The new Centre of Excellence (CoE) would demonstrate High Performance Computing (HPC)-as-a-service for customers, the company said in a statement.
Bengaluru has some big research institutions and other academia, these institutions can use CoE's facilities for testing applications on HPC platforms. This will also speed up HPC adoption in the country.
"There is a growing need amongst research and academic institutions for high levels of computational power to process large volumes of data, solve highly complex mathematical problems, and repeat calculations for multiplicative situations," said Vikram K, Director, Servers, HPE India.
"The CoE provides a great opportunity to engage with our customers and better understand their HPC requirements," he added.
The infrastructure at the CoE can be remotely accessed by customers via its cloud-driven model.
India is increasingly embracing HPC as it aids in big data analytics, simulations of complex processes and large-scale research projects.
It was also stressed that the HPC would play "key role" in National Supercomputing Mission (NSM), in which the government is expected to create a grid of over seventy supercomputers which are in turn connected to academic and research institutions across the country. This is likely to allow them to develop applications of national relevance.
What does this particular CoE offer HPE customers?

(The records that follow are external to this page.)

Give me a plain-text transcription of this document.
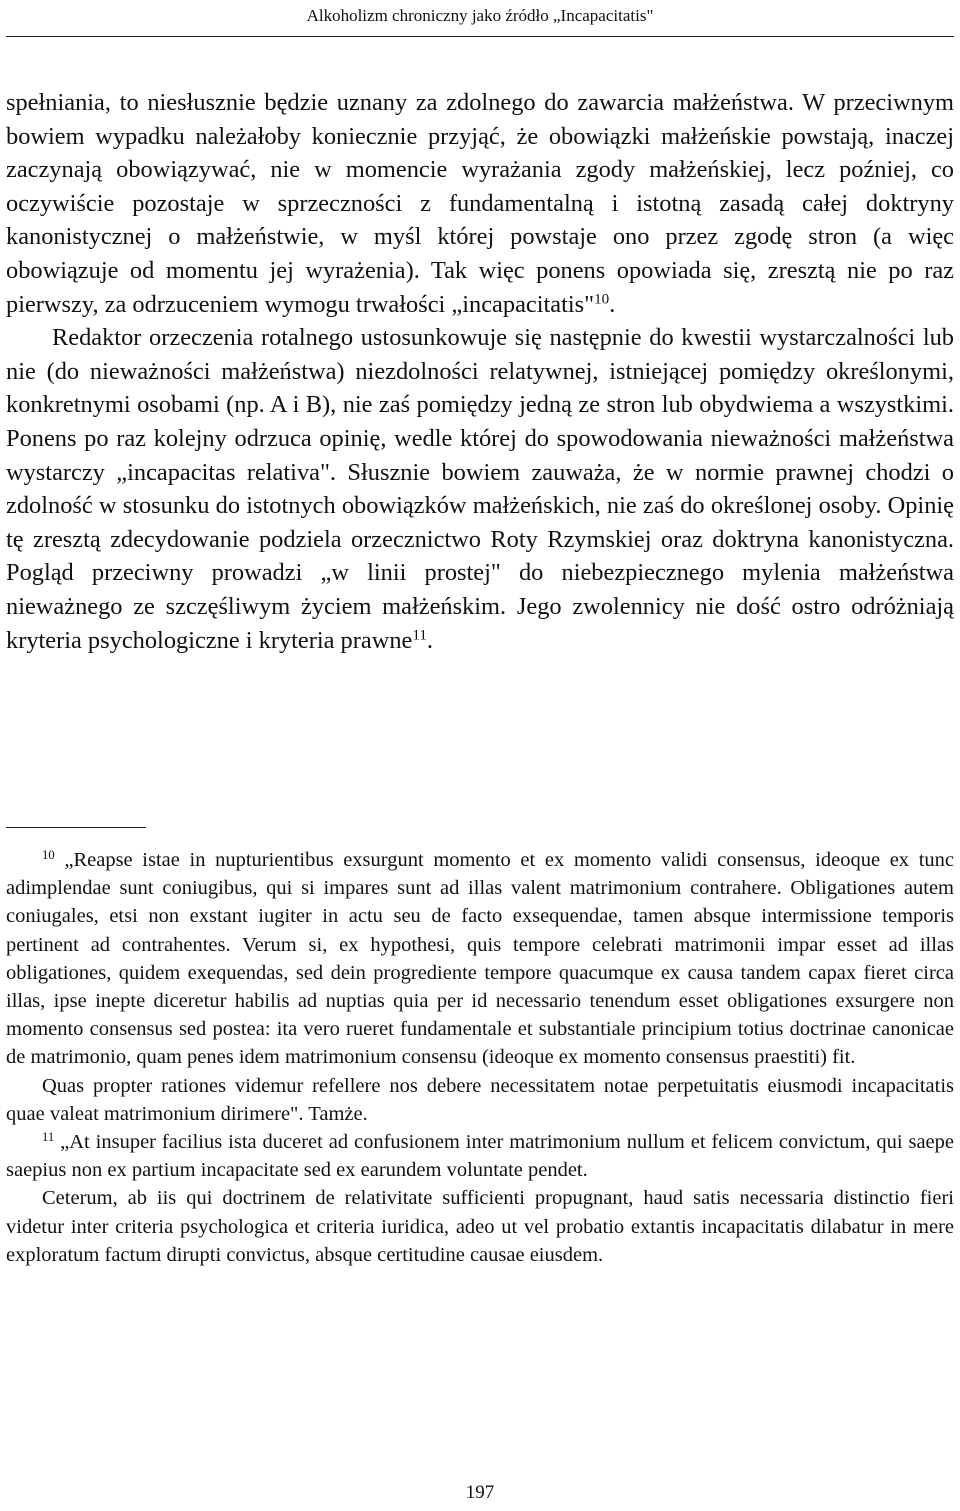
Alkoholizm chroniczny jako źródło „Incapacitatis"

spełniania, to niesłusznie będzie uznany za zdolnego do zawarcia małżeństwa. W przeciwnym bowiem wypadku należałoby koniecznie przyjąć, że obowiązki małżeńskie powstają, inaczej zaczynają obowiązywać, nie w momencie wyrażania zgody małżeńskiej, lecz poźniej, co oczywiście pozostaje w sprzeczności z fundamentalną i istotną zasadą całej doktryny kanonistycznej o małżeństwie, w myśl której powstaje ono przez zgodę stron (a więc obowiązuje od momentu jej wyrażenia). Tak więc ponens opowiada się, zresztą nie po raz pierwszy, za odrzuceniem wymogu trwałości „incapacitatis"$^{10}$.

Redaktor orzeczenia rotalnego ustosunkowuje się następnie do kwestii wystarczalności lub nie (do nieważności małżeństwa) niezdolności relatywnej, istniejącej pomiędzy określonymi, konkretnymi osobami (np. A i B), nie zaś pomiędzy jedną ze stron lub obydwiema a wszystkimi. Ponens po raz kolejny odrzuca opinię, wedle której do spowodowania nieważności małżeństwa wystarczy „incapacitas relativa". Słusznie bowiem zauważa, że w normie prawnej chodzi o zdolność w stosunku do istotnych obowiązków małżeńskich, nie zaś do określonej osoby. Opinię tę zresztą zdecydowanie podziela orzecznictwo Roty Rzymskiej oraz doktryna kanonistyczna. Pogląd przeciwny prowadzi „w linii prostej" do niebezpiecznego mylenia małżeństwa nieważnego ze szczęśliwym życiem małżeńskim. Jego zwolennicy nie dość ostro odróżniają kryteria psychologiczne i kryteria prawne$^{11}$.

$^{10}$ „Reapse istae in nupturientibus exsurgunt momento et ex momento validi consensus, ideoque ex tunc adimplendae sunt coniugibus, qui si impares sunt ad illas valent matrimonium contrahere. Obligationes autem coniugales, etsi non exstant iugiter in actu seu de facto exsequendae, tamen absque intermissione temporis pertinent ad contrahentes. Verum si, ex hypothesi, quis tempore celebrati matrimonii impar esset ad illas obligationes, quidem exequendas, sed dein progrediente tempore quacumque ex causa tandem capax fieret circa illas, ipse inepte diceretur habilis ad nuptias quia per id necessario tenendum esset obligationes exsurgere non momento consensus sed postea: ita vero rueret fundamentale et substantiale principium totius doctrinae canonicae de matrimonio, quam penes idem matrimonium consensu (ideoque ex momento consensus praestiti) fit.

Quas propter rationes videmur refellere nos debere necessitatem notae perpetuitatis eiusmodi incapacitatis quae valeat matrimonium dirimere". Tamże.

$^{11}$ „At insuper facilius ista duceret ad confusionem inter matrimonium nullum et felicem convictum, qui saepe saepius non ex partium incapacitate sed ex earundem voluntate pendet.

Ceterum, ab iis qui doctrinem de relativitate sufficienti propugnant, haud satis necessaria distinctio fieri videtur inter criteria psychologica et criteria iuridica, adeo ut vel probatio extantis incapacitatis dilabatur in mere exploratum factum dirupti convictus, absque certitudine causae eiusdem.

197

Customers will be able to access latest purpose-built HPE Apollo platforms and solutions from HPE. This will include Intel technologies in order to validate their application stacks.
It will also facilitate on-boarding and training of new users and developers. Further it will also sharpen their ability to leverage parallelism and vectorisation capabilities in the latest Intel CPUs, the statement said.
Moreover, the CoE will leverage HPC infrastructure of Intel's Scalable System Framework, based on HPE Apollo 2000 and 6000 server platforms.
Additionally, customers will also be able to access HPE HPC engineering experts to address complex parallel processing challenges.
The HPC-as-a-service model allows customers to request computing power online through a self-service portal. Customers can select from the inventory of configurable infrastructure and they can form compute clusters to run their applications.
This cloud-based model allows for agility in provisioning the compute power and efficiency of automation without operational delays, the statement noted.